Il y a bien des lectures de la différence des sexes. Depuis celles que nous faisons, enfants, qui se limitent à la différence des formes et des forces jusqu’à celles que font les différentes civilisations. J’en reprends trois, les plus connues dans nos cultures.
La différence des sexes a été lue d’abord comme une hiérarchie : celui qui a le phallus est le sexe fort et commande. Celui qui ne l’a pas est le sexe faible et il obéit. Le modèle du rapport des sexes n’est pas le couple d’égaux mais un couple père-fille, ou un couple maître et servante, la femme restant mineure toute sa vie. Quel rôle les religions jouent-elles dans cette lecture phallique ? On ne sait pas dire si ce sont elles qui l’ont inventée ou si elles sont entraînées elles-mêmes, malgré leurs Écritures, à conforter cette loi de la jungle qui ne demande pas beaucoup d’effort de pensée.
La différence des sexes a aussi été lue comme une injustice, la domination masculine dénoncée comme une faute, le fort devenant le méchant ; le faible, vu comme victime, se révolte contre l’abus de pouvoir. On entre dans une ère de révolte et même de vengeance en même temps que de recherche, d’essai d’égalisation. Or cette égalisation est très difficile à établir en ce qui concerne les sexes.
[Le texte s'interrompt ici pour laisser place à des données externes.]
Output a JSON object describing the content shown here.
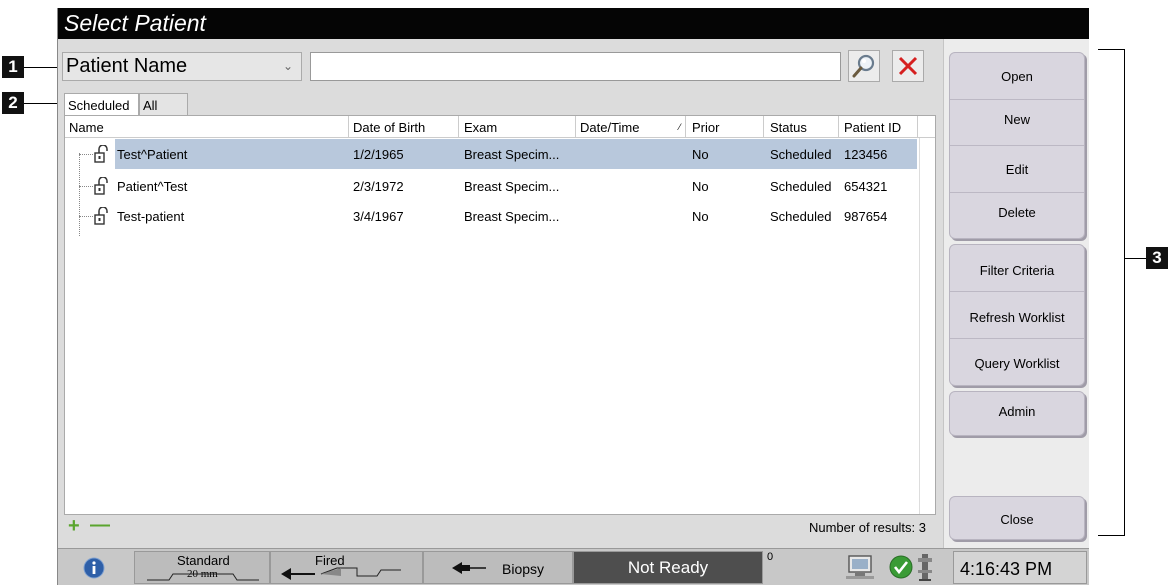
{
  "window": {
    "title": "Select Patient"
  },
  "callouts": {
    "one": "1",
    "two": "2",
    "three": "3"
  },
  "search": {
    "field_selected": "Patient Name",
    "input_value": "",
    "input_placeholder": "",
    "search_icon": "magnifier-icon",
    "clear_icon": "red-x-icon"
  },
  "tabs": [
    {
      "label": "Scheduled",
      "active": true
    },
    {
      "label": "All",
      "active": false
    }
  ],
  "table": {
    "columns": [
      "Name",
      "Date of Birth",
      "Exam",
      "Date/Time",
      "Prior",
      "Status",
      "Patient ID"
    ],
    "rows": [
      {
        "name": "Test^Patient",
        "dob": "1/2/1965",
        "exam": "Breast Specim...",
        "datetime": "",
        "prior": "No",
        "status": "Scheduled",
        "patient_id": "123456",
        "selected": true
      },
      {
        "name": "Patient^Test",
        "dob": "2/3/1972",
        "exam": "Breast Specim...",
        "datetime": "",
        "prior": "No",
        "status": "Scheduled",
        "patient_id": "654321",
        "selected": false
      },
      {
        "name": "Test-patient",
        "dob": "3/4/1967",
        "exam": "Breast Specim...",
        "datetime": "",
        "prior": "No",
        "status": "Scheduled",
        "patient_id": "987654",
        "selected": false
      }
    ]
  },
  "footer": {
    "results_label": "Number of results: 3"
  },
  "buttons": {
    "open": "Open",
    "new": "New",
    "edit": "Edit",
    "delete": "Delete",
    "filter_criteria": "Filter Criteria",
    "refresh_worklist": "Refresh Worklist",
    "query_worklist": "Query Worklist",
    "admin": "Admin",
    "close": "Close"
  },
  "taskbar": {
    "alerts_count": "0",
    "info_icon": "info-icon",
    "paddle_label": "Standard",
    "paddle_size": "20 mm",
    "fired_label": "Fired",
    "biopsy_label": "Biopsy",
    "status": "Not Ready",
    "system_count": "0",
    "time": "4:16:43 PM",
    "accent": "#2e5fa8",
    "ok_color": "#3a9b35"
  }
}
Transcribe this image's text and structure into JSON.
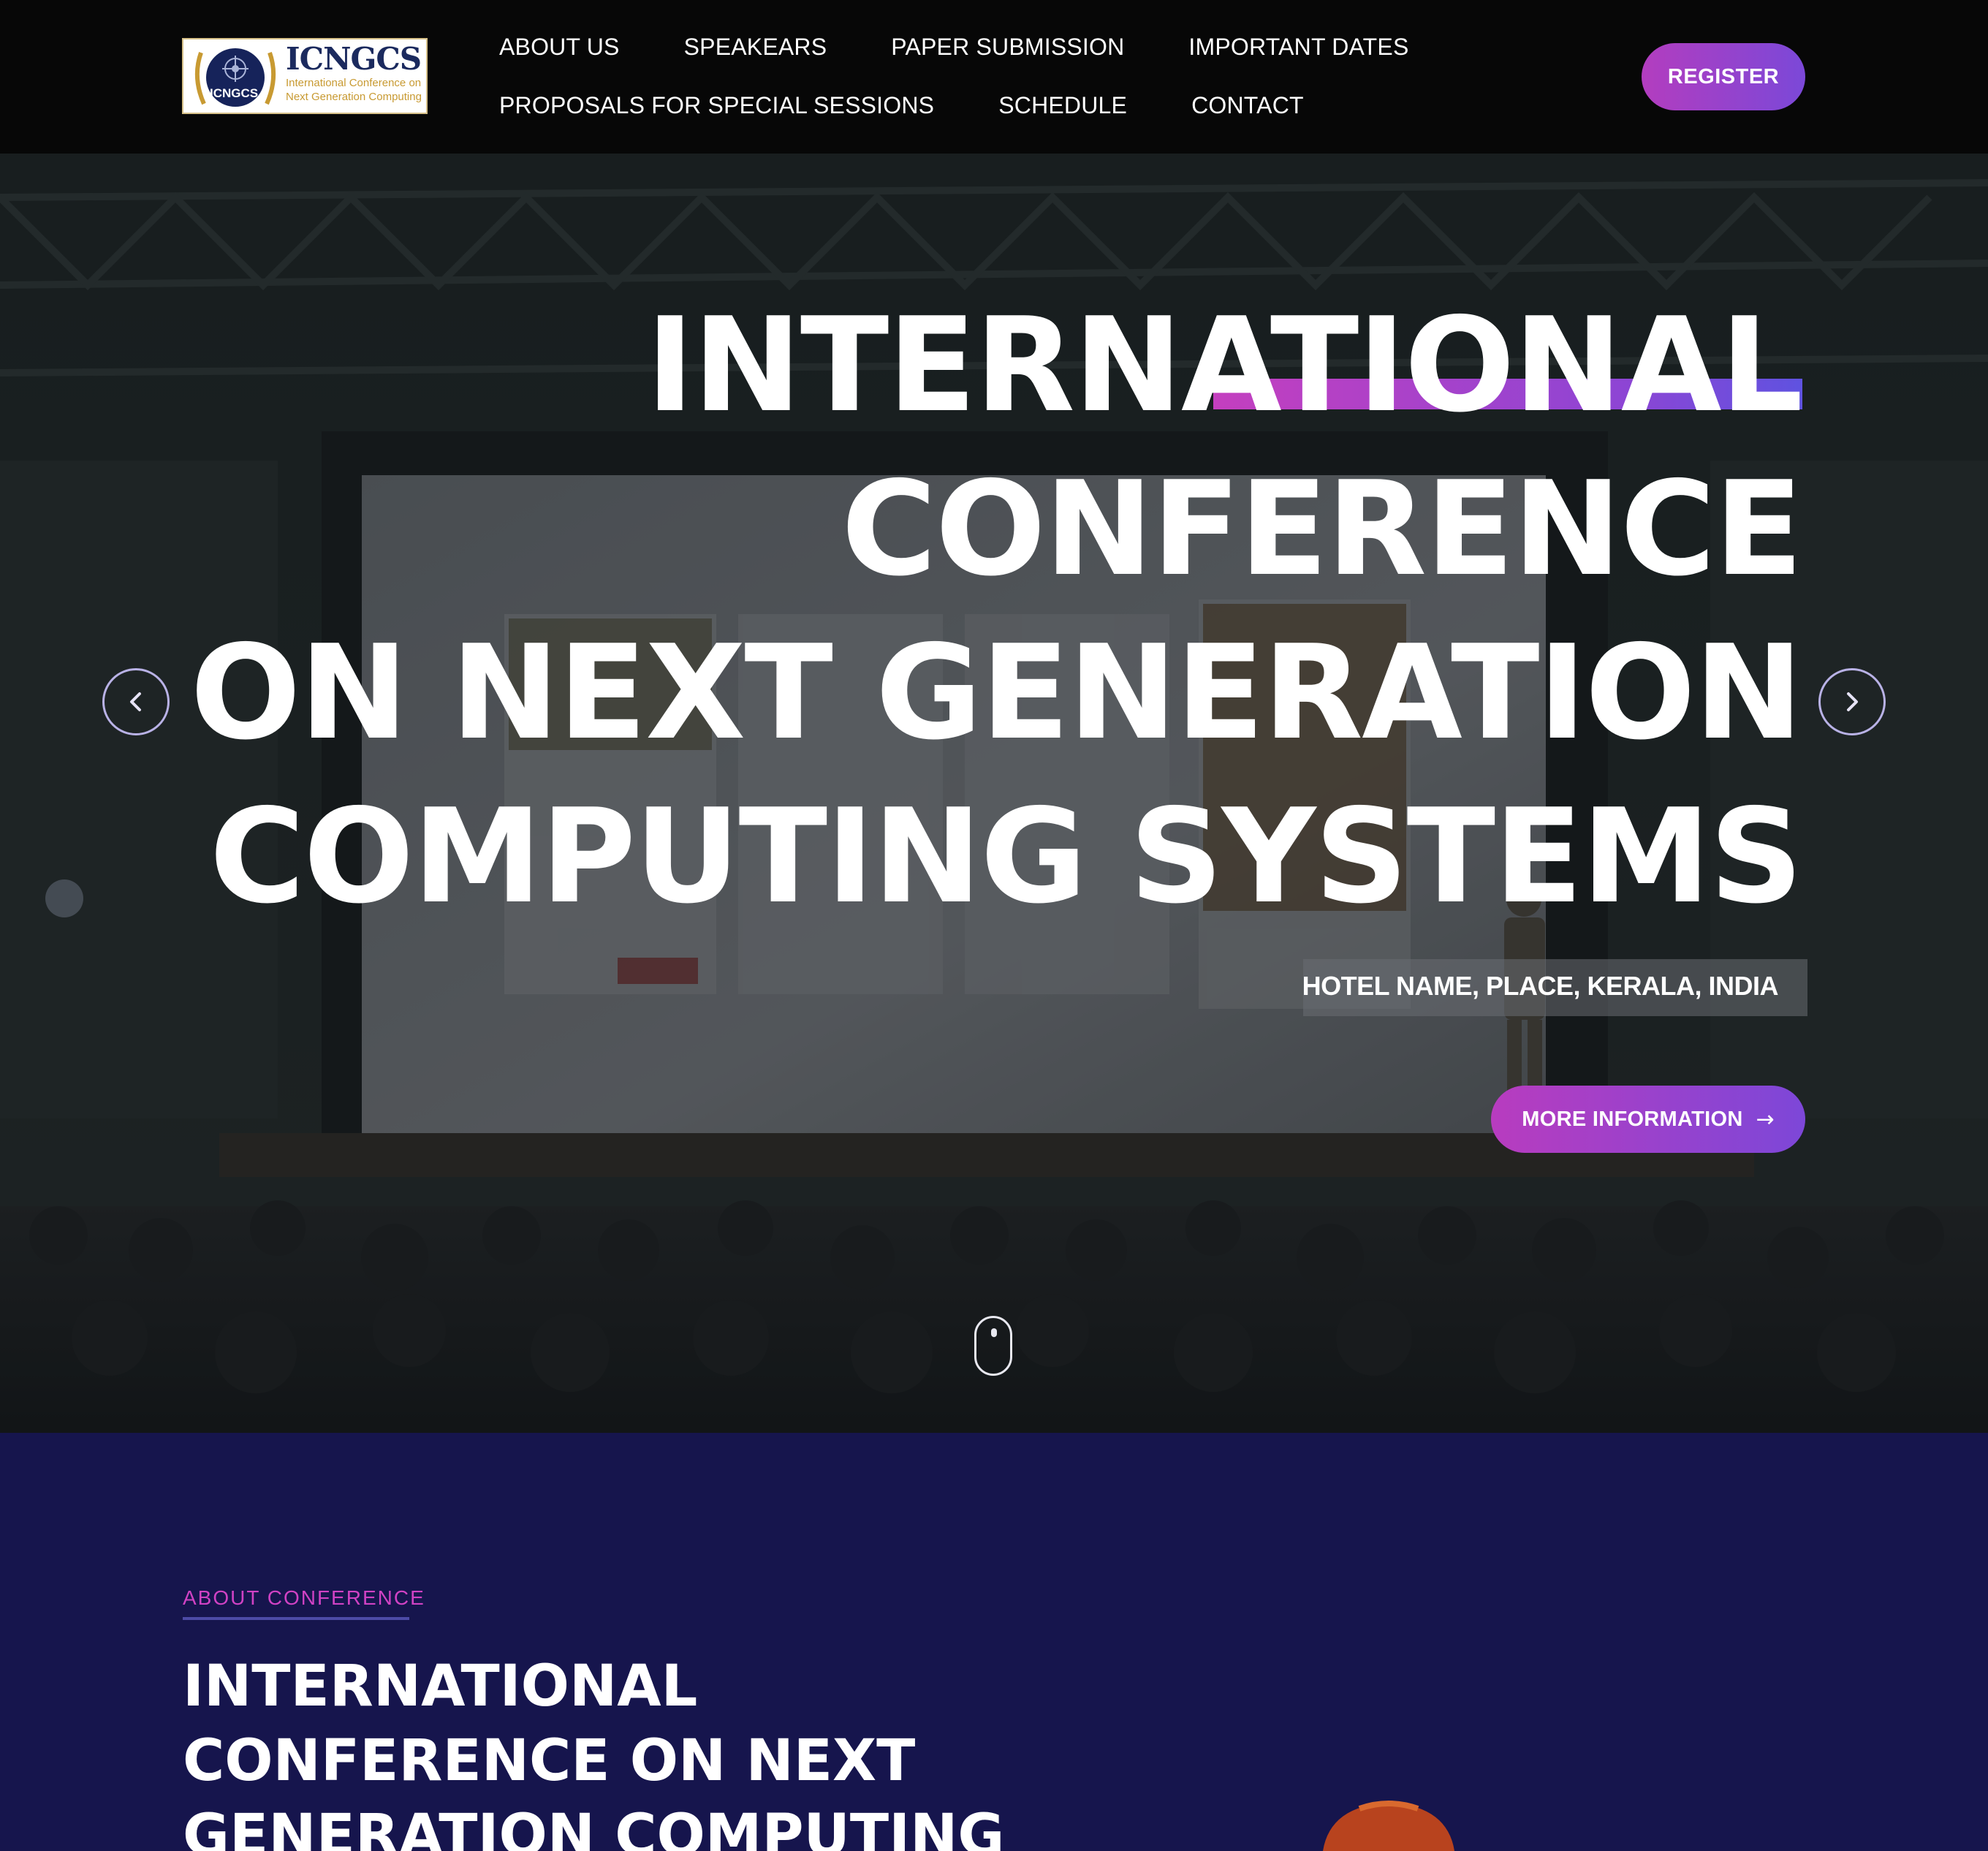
{
  "header": {
    "logo": {
      "title": "ICNGCS",
      "subtitle": "International Conference on Next Generation Computing",
      "seal_text": "ICNGCS"
    },
    "nav_row1": [
      "ABOUT US",
      "SPEAKEARS",
      "PAPER SUBMISSION",
      "IMPORTANT DATES"
    ],
    "nav_row2": [
      "PROPOSALS FOR SPECIAL SESSIONS",
      "SCHEDULE",
      "CONTACT"
    ],
    "register_label": "REGISTER"
  },
  "hero": {
    "title_lines": [
      "INTERNATIONAL",
      "CONFERENCE",
      "ON NEXT GENERATION",
      "COMPUTING SYSTEMS"
    ],
    "venue": "HOTEL NAME, PLACE, KERALA, INDIA",
    "cta_label": "MORE INFORMATION",
    "cta_arrow": "→",
    "prev_icon": "chevron-left-icon",
    "next_icon": "chevron-right-icon",
    "scroll_icon": "mouse-scroll-icon"
  },
  "about": {
    "tag": "ABOUT CONFERENCE",
    "title": "INTERNATIONAL CONFERENCE ON NEXT GENERATION COMPUTING"
  },
  "colors": {
    "header_bg": "#070707",
    "accent_magenta": "#c43fbf",
    "accent_violet": "#7b48d8",
    "about_bg": "#16154d",
    "tag_color": "#d042c4"
  }
}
Puisqu’il s’agit là d’une différence fortement asymétrique (ce n’est pas comme les chaussons des bébés : il n’y a pas un zizi bleu pour les garçons et un zizi rose pour les filles…).
Enfin, cette égalisation des sexes étant (presque) impossible, elle amène une troisième lecture : certains, parmi disons les intellectuels, en viennent à penser que la différence nous coûte trop cher. Qu’elle est source d’iniquités, qu’elle rend impossible la juste répartition des pouvoirs et des libertés entre les humains. (...)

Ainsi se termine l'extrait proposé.